Au commencement, il y a deux couples qui se livrent une bataille quasi sado-masochiste et qui s’engagent ainsi dans une ronde morbide liée à leur destruction.

Vu sous cette angle, l’univers de Mayenburg semble bien sombre et pourtant il y a pour moi dans cette observation du monde en décomposition un regard tellement vif et critique qu’il déclenche forcément à la lecture et sur scène beaucoup d’humour : cet humour noir et acerbe, cet humour des familles où le pire côtoie toujours…le pire.

 

Où nous emmène cette ronde des cinq qui luttent chacun à leur façon pour survivre ? C’est ce que je monterai dans ce spectacle.

 

Ce sera un spectacle de troupe comme la pièce est écrite.

 

De la vidéo le ponctuera : pas de la vidéo pour illustrer, de la vidéo qui accompagnera les émotions au même titre que la musique, le décor et la lumière. Je pense beaucoup à l’utilisation de l’image que fait DV8 et qui traduit souvent si bien la solitude des êtres car ce sont finalement cinq chemins solitaires que cette pièce nous montre avant tout. C’est évidemment sur ce point que tout le monde pourra se retrouver.

 

Les acteurs chanteront aussi : certainement des tubes illusoires illustrant leurs désillusions.

 

Je parlerai frontalement de ce monde en dépression où chacun devient un parasite pour l’autre ou pour lui-même mais il y aura dans l’observation de ce monde tout l’entrain et la vivacité qui, d’une certaine façon, me caractérise.

 

Philippe Calvario

Notes du 21/09/2008

C’est d’abord le titre de cette pièce qui m’a interpellé, avant même de me plonger dans la lecture du texte. Comme une évidence, un appel : un écho se faisait entre ce mot et mon sentiment intérieur d’alors.

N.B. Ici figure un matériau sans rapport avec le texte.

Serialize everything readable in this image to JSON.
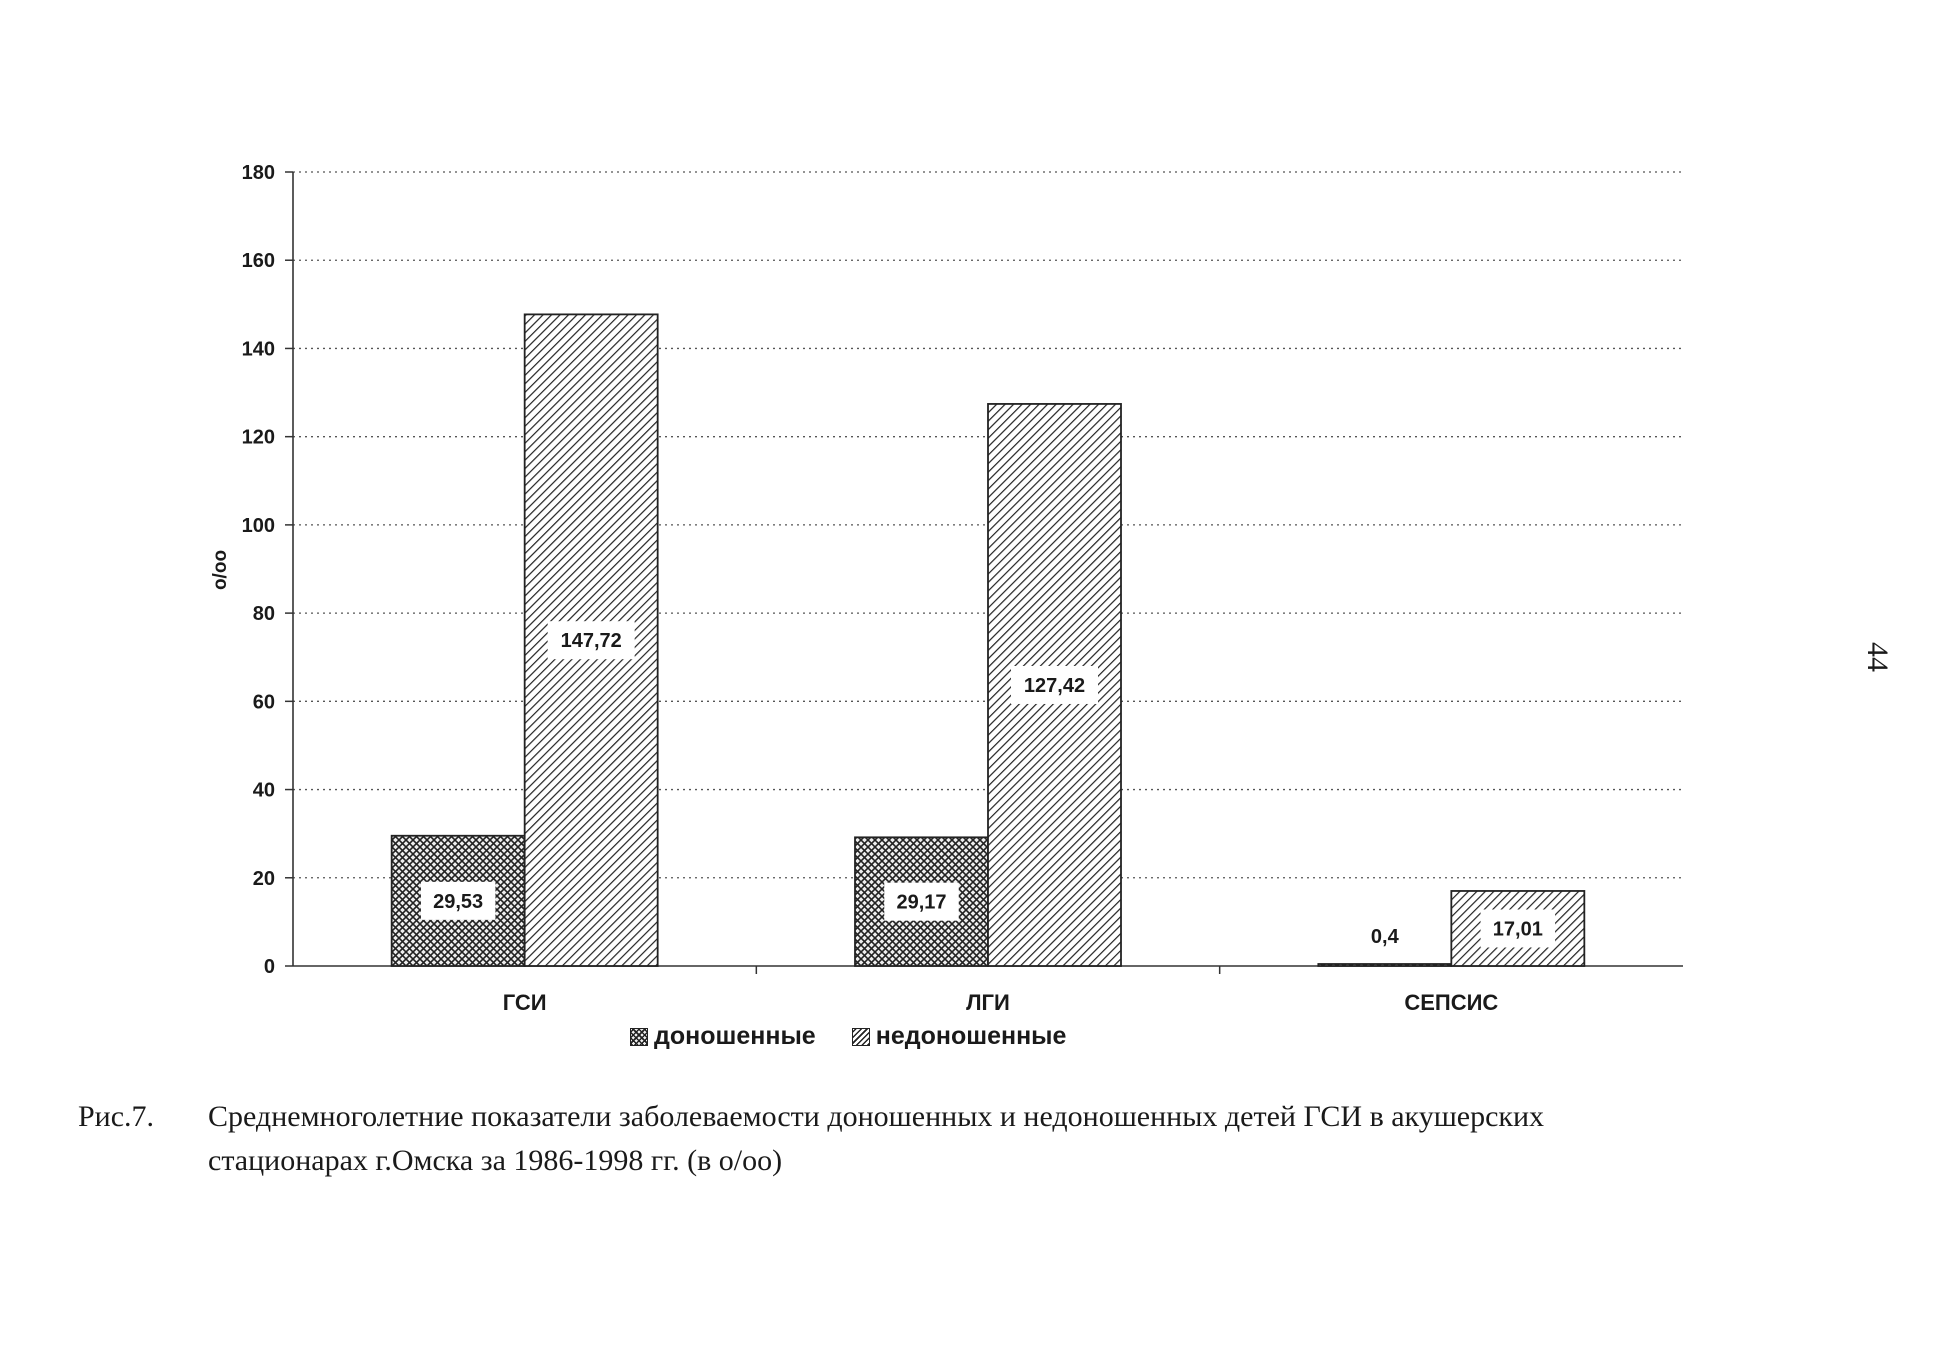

Le désir de raconter l’histoire de ces cinq parasites dans une écriture d’aujourd’hui devient alors indestructible.

 

La vie de ces cinq êtres lâchés là, les uns sur les autres ; chacun encombrant l’espace du voisin. Et tous devant vivre malgré tout, malgré la gêne créée par l’autre.

Montrer les ressentiments de ces cinq abandonnés ; leurs difficultés à dire l’amour, leur incapacité à s’étreindre et la violence de leurs corps qui s’entrechoquent.

 

Ne pas pouvoir assumer ce manque d’amour, mais le jeter plutôt à la face des autres dans une violence infinie…

Attendre tout de l’Autre sans jamais rien oser lui donner.

Attendre toujours et tellement, et ne recevoir finalement que des cris ou du silence…

 

Philippe Calvario

Sur la pièce

Dans la nouvelle pièce de Marius von Mayenburg, cinq personnes cherchent leur vie et aucune ne peut être seule. Des parasites, deux par deux – ceux qui sont en bonne santé ont autant besoin des malades que les malades ont besoin d’eux. Sans réellement parvenir à s’aider. Mayenburg montre des relations symbiotiques entre la haine et l’amour. Chacun se nourrit de l’autre pour survivre. Deux couples dans une relation de corps-à-corps dépendant et parmi eux erre Multscher, un vieil homme, tel un ange de la mort.

 

(Hartmut Krug dans le Tagesspiegel, 20 mai 2001)

 

Des êtres de supermarché, c’est ce qu’ils sont tous, des sacs plastiques emportés par la vie qui n’ont rien de mieux à faire que de s’empêtrer les uns dans les autres. Des êtres sans secret dans un monde résolument d’ici-bas, des personnages décousus comme ces poupées de papier, à qui l’on met toujours d’autres vêtements, en les fixant avec des pattes. (…)Mayenburg n’a pas de paratonnerre contre le dégoût du monde: c’est ce qui rend l’horreur de ses créatures si irritante. Le crachat verbal de Schwab, la Bavière de Kroetz ou l’Autriche de Bernhard: il ne reste plus à Mayenburg qu’à trouver le dégoût dans l’individu même. Et c’est ce qui le rend si existentiel.